Negative test: Absence of any abnormality in the gene PRKCG, decreases the likelihood of your developing SCA-14. As this is a rare disease with very few reported cases, the abnormalities in the gene that can cause this disease are being studied further.

FAQs on SCA-14 Spinocerebellar Ataxia Type 14, PRKCG Gene mutation Test

A blood sample is collected from a vein in your arm.

The tests results should come within 3-5 days after the sample is taken. This time would depend on the diagnostic laboratory that has taken the sample for analysis.

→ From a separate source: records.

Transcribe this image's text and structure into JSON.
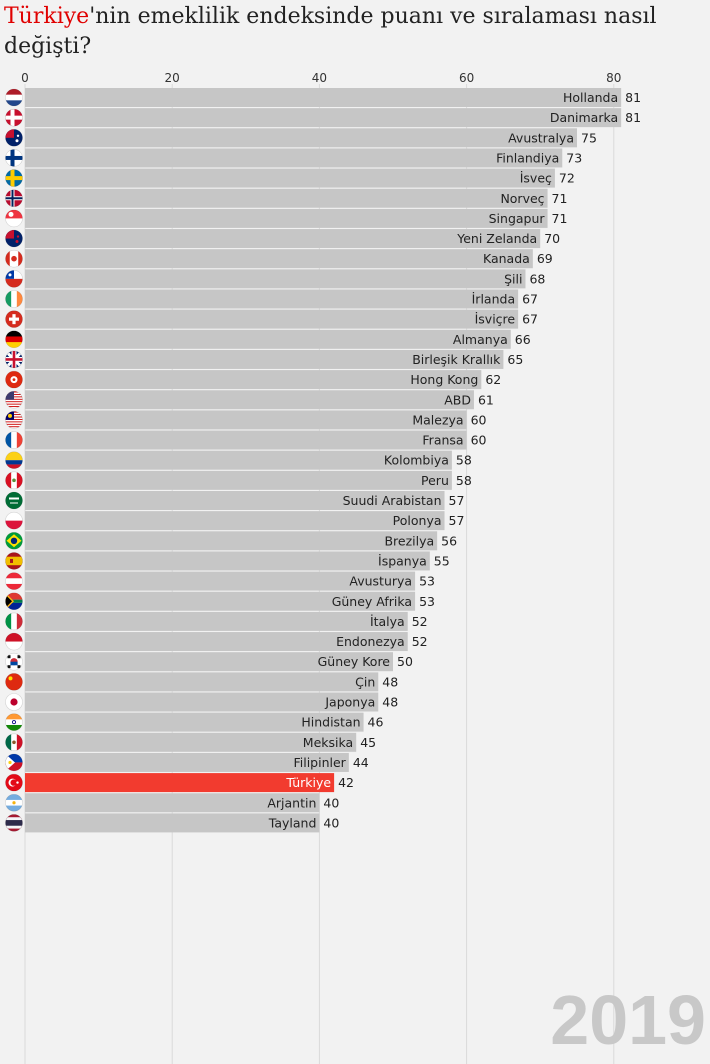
{
  "title": {
    "highlight": "Türkiye",
    "rest": "'nin emeklilik endeksinde puanı ve sıralaması nasıl değişti?"
  },
  "year_label": "2019",
  "colors": {
    "bar": "#c6c6c6",
    "highlight_bar": "#f23b2f",
    "grid": "#dadada",
    "label": "#222222",
    "highlight_label": "#ffffff",
    "year": "#c8c8c8"
  },
  "chart_data": {
    "type": "bar",
    "orientation": "horizontal",
    "xlim": [
      0,
      81
    ],
    "xticks": [
      0,
      20,
      40,
      60,
      80
    ],
    "highlight": "Türkiye",
    "categories": [
      "Hollanda",
      "Danimarka",
      "Avustralya",
      "Finlandiya",
      "İsveç",
      "Norveç",
      "Singapur",
      "Yeni Zelanda",
      "Kanada",
      "Şili",
      "İrlanda",
      "İsviçre",
      "Almanya",
      "Birleşik Krallık",
      "Hong Kong",
      "ABD",
      "Malezya",
      "Fransa",
      "Kolombiya",
      "Peru",
      "Suudi Arabistan",
      "Polonya",
      "Brezilya",
      "İspanya",
      "Avusturya",
      "Güney Afrika",
      "İtalya",
      "Endonezya",
      "Güney Kore",
      "Çin",
      "Japonya",
      "Hindistan",
      "Meksika",
      "Filipinler",
      "Türkiye",
      "Arjantin",
      "Tayland"
    ],
    "values": [
      81,
      81,
      75,
      73,
      72,
      71,
      71,
      70,
      69,
      68,
      67,
      67,
      66,
      65,
      62,
      61,
      60,
      60,
      58,
      58,
      57,
      57,
      56,
      55,
      53,
      53,
      52,
      52,
      50,
      48,
      48,
      46,
      45,
      44,
      42,
      40,
      40
    ],
    "flag_icons": [
      "flag-netherlands-icon",
      "flag-denmark-icon",
      "flag-australia-icon",
      "flag-finland-icon",
      "flag-sweden-icon",
      "flag-norway-icon",
      "flag-singapore-icon",
      "flag-new-zealand-icon",
      "flag-canada-icon",
      "flag-chile-icon",
      "flag-ireland-icon",
      "flag-switzerland-icon",
      "flag-germany-icon",
      "flag-uk-icon",
      "flag-hong-kong-icon",
      "flag-usa-icon",
      "flag-malaysia-icon",
      "flag-france-icon",
      "flag-colombia-icon",
      "flag-peru-icon",
      "flag-saudi-arabia-icon",
      "flag-poland-icon",
      "flag-brazil-icon",
      "flag-spain-icon",
      "flag-austria-icon",
      "flag-south-africa-icon",
      "flag-italy-icon",
      "flag-indonesia-icon",
      "flag-south-korea-icon",
      "flag-china-icon",
      "flag-japan-icon",
      "flag-india-icon",
      "flag-mexico-icon",
      "flag-philippines-icon",
      "flag-turkey-icon",
      "flag-argentina-icon",
      "flag-thailand-icon"
    ]
  }
}
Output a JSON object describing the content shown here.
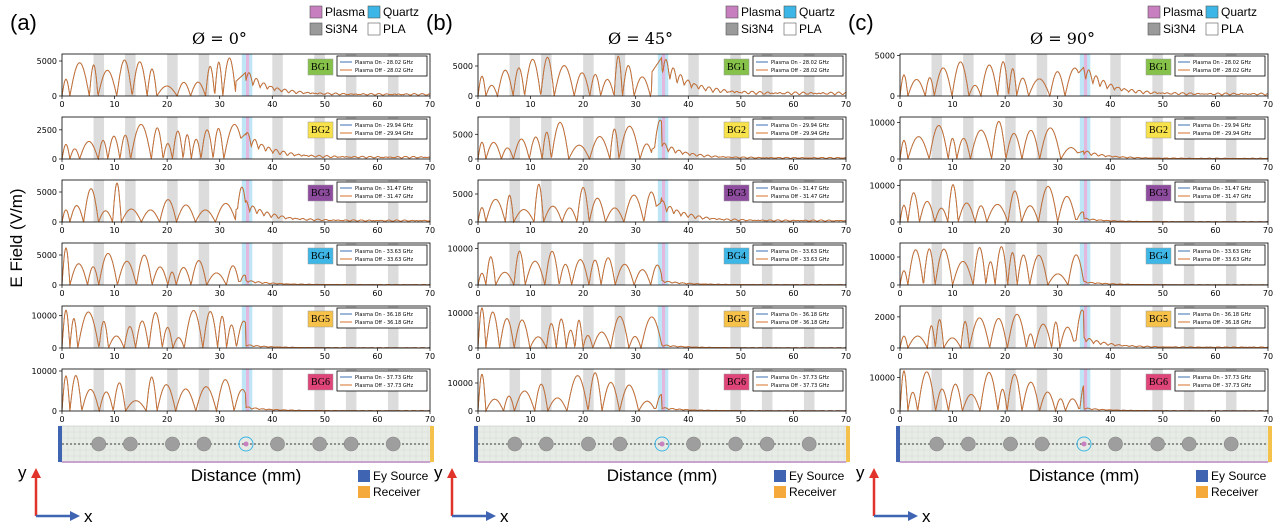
{
  "figure": {
    "panels": [
      {
        "label": "(a)",
        "angle_title": "Ø = 0°"
      },
      {
        "label": "(b)",
        "angle_title": "Ø = 45°"
      },
      {
        "label": "(c)",
        "angle_title": "Ø = 90°"
      }
    ],
    "ylabel": "E Field (V/m)",
    "xlabel": "Distance (mm)",
    "material_legend": [
      {
        "name": "Plasma",
        "color": "#c77fbf"
      },
      {
        "name": "Quartz",
        "color": "#3bb6e6"
      },
      {
        "name": "Si3N4",
        "color": "#9a9a9a"
      },
      {
        "name": "PLA",
        "color": "#ffffff"
      }
    ],
    "source_legend": [
      {
        "name": "Ey Source",
        "color": "#3f64b2"
      },
      {
        "name": "Receiver",
        "color": "#f4a93a"
      }
    ],
    "axis_y": "y",
    "axis_x": "x",
    "bandgaps": [
      {
        "name": "BG1",
        "color": "#86c24a",
        "freq": "28.02 GHz"
      },
      {
        "name": "BG2",
        "color": "#f7e24b",
        "freq": "29.94 GHz"
      },
      {
        "name": "BG3",
        "color": "#8e4c9e",
        "freq": "31.47 GHz"
      },
      {
        "name": "BG4",
        "color": "#3fb7e6",
        "freq": "33.63 GHz"
      },
      {
        "name": "BG5",
        "color": "#f6c24a",
        "freq": "36.18 GHz"
      },
      {
        "name": "BG6",
        "color": "#e0457a",
        "freq": "37.73 GHz"
      }
    ],
    "legend_on_prefix": "Plasma On - ",
    "legend_off_prefix": "Plasma Off - "
  },
  "chart_data": [
    {
      "type": "line",
      "panel": "(a)",
      "angle": "0°",
      "xlim": [
        0,
        70
      ],
      "xticks": [
        0,
        10,
        20,
        30,
        40,
        50,
        60,
        70
      ],
      "series": [
        {
          "name": "Plasma On"
        },
        {
          "name": "Plasma Off"
        }
      ],
      "subplots": [
        {
          "bg": "BG1",
          "ylim": [
            0,
            6000
          ],
          "yticks": [
            0,
            5000
          ],
          "peak": 5600,
          "cut": 3400
        },
        {
          "bg": "BG2",
          "ylim": [
            0,
            3600
          ],
          "yticks": [
            0,
            2500
          ],
          "peak": 3400,
          "cut": 2200
        },
        {
          "bg": "BG3",
          "ylim": [
            0,
            7000
          ],
          "yticks": [
            0,
            5000
          ],
          "peak": 6600,
          "cut": 3300
        },
        {
          "bg": "BG4",
          "ylim": [
            0,
            7000
          ],
          "yticks": [
            0,
            5000
          ],
          "peak": 6200,
          "cut": 800
        },
        {
          "bg": "BG5",
          "ylim": [
            0,
            13000
          ],
          "yticks": [
            0,
            10000
          ],
          "peak": 12500,
          "cut": 1000
        },
        {
          "bg": "BG6",
          "ylim": [
            0,
            10500
          ],
          "yticks": [
            0,
            10000
          ],
          "peak": 10000,
          "cut": 1000
        }
      ]
    },
    {
      "type": "line",
      "panel": "(b)",
      "angle": "45°",
      "xlim": [
        0,
        70
      ],
      "xticks": [
        0,
        10,
        20,
        30,
        40,
        50,
        60,
        70
      ],
      "series": [
        {
          "name": "Plasma On"
        },
        {
          "name": "Plasma Off"
        }
      ],
      "subplots": [
        {
          "bg": "BG1",
          "ylim": [
            0,
            7000
          ],
          "yticks": [
            0,
            5000
          ],
          "peak": 6800,
          "cut": 6500
        },
        {
          "bg": "BG2",
          "ylim": [
            0,
            8500
          ],
          "yticks": [
            0,
            5000
          ],
          "peak": 8000,
          "cut": 3200
        },
        {
          "bg": "BG3",
          "ylim": [
            0,
            7500
          ],
          "yticks": [
            0,
            5000
          ],
          "peak": 7000,
          "cut": 3600
        },
        {
          "bg": "BG4",
          "ylim": [
            0,
            11500
          ],
          "yticks": [
            0,
            10000
          ],
          "peak": 10500,
          "cut": 1200
        },
        {
          "bg": "BG5",
          "ylim": [
            0,
            12000
          ],
          "yticks": [
            0,
            10000
          ],
          "peak": 11500,
          "cut": 900
        },
        {
          "bg": "BG6",
          "ylim": [
            0,
            15000
          ],
          "yticks": [
            0,
            10000
          ],
          "peak": 14000,
          "cut": 1200
        }
      ]
    },
    {
      "type": "line",
      "panel": "(c)",
      "angle": "90°",
      "xlim": [
        0,
        70
      ],
      "xticks": [
        0,
        10,
        20,
        30,
        40,
        50,
        60,
        70
      ],
      "series": [
        {
          "name": "Plasma On"
        },
        {
          "name": "Plasma Off"
        }
      ],
      "subplots": [
        {
          "bg": "BG1",
          "ylim": [
            0,
            5200
          ],
          "yticks": [
            0,
            5000
          ],
          "peak": 4800,
          "cut": 3600
        },
        {
          "bg": "BG2",
          "ylim": [
            0,
            11500
          ],
          "yticks": [
            0,
            10000
          ],
          "peak": 10500,
          "cut": 2200
        },
        {
          "bg": "BG3",
          "ylim": [
            0,
            11500
          ],
          "yticks": [
            0,
            10000
          ],
          "peak": 10800,
          "cut": 1000
        },
        {
          "bg": "BG4",
          "ylim": [
            0,
            15000
          ],
          "yticks": [
            0,
            10000
          ],
          "peak": 14000,
          "cut": 1200
        },
        {
          "bg": "BG5",
          "ylim": [
            0,
            2700
          ],
          "yticks": [
            0,
            2000
          ],
          "peak": 2500,
          "cut": 700
        },
        {
          "bg": "BG6",
          "ylim": [
            0,
            12500
          ],
          "yticks": [
            0,
            10000
          ],
          "peak": 12000,
          "cut": 900
        }
      ]
    }
  ]
}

SCA-14 does not have a cure. By using medications for managing symptoms like tremors, psychiatric symptoms pain and muscle issues associated with SCA-14. Physiotherapy and psychological interventions can also help improve motor learning and control, posture etc. As, SCA-14 is a rare condition, studies are being conducted to discover more effective treatments for this condition.

As SCA-14 is a very rare condition with few reported cases, no specific patterns have been observed. Men and women have similar chances to have this condition, with symptoms being observed in the age group of twenties to forties. Cases were reported sporadically in different parts of the world, in countries like Japan.

Usually with time, the symptoms of this disease may worsen.SCA-14 is known to have a slower progression compared to other subtypes of this condition.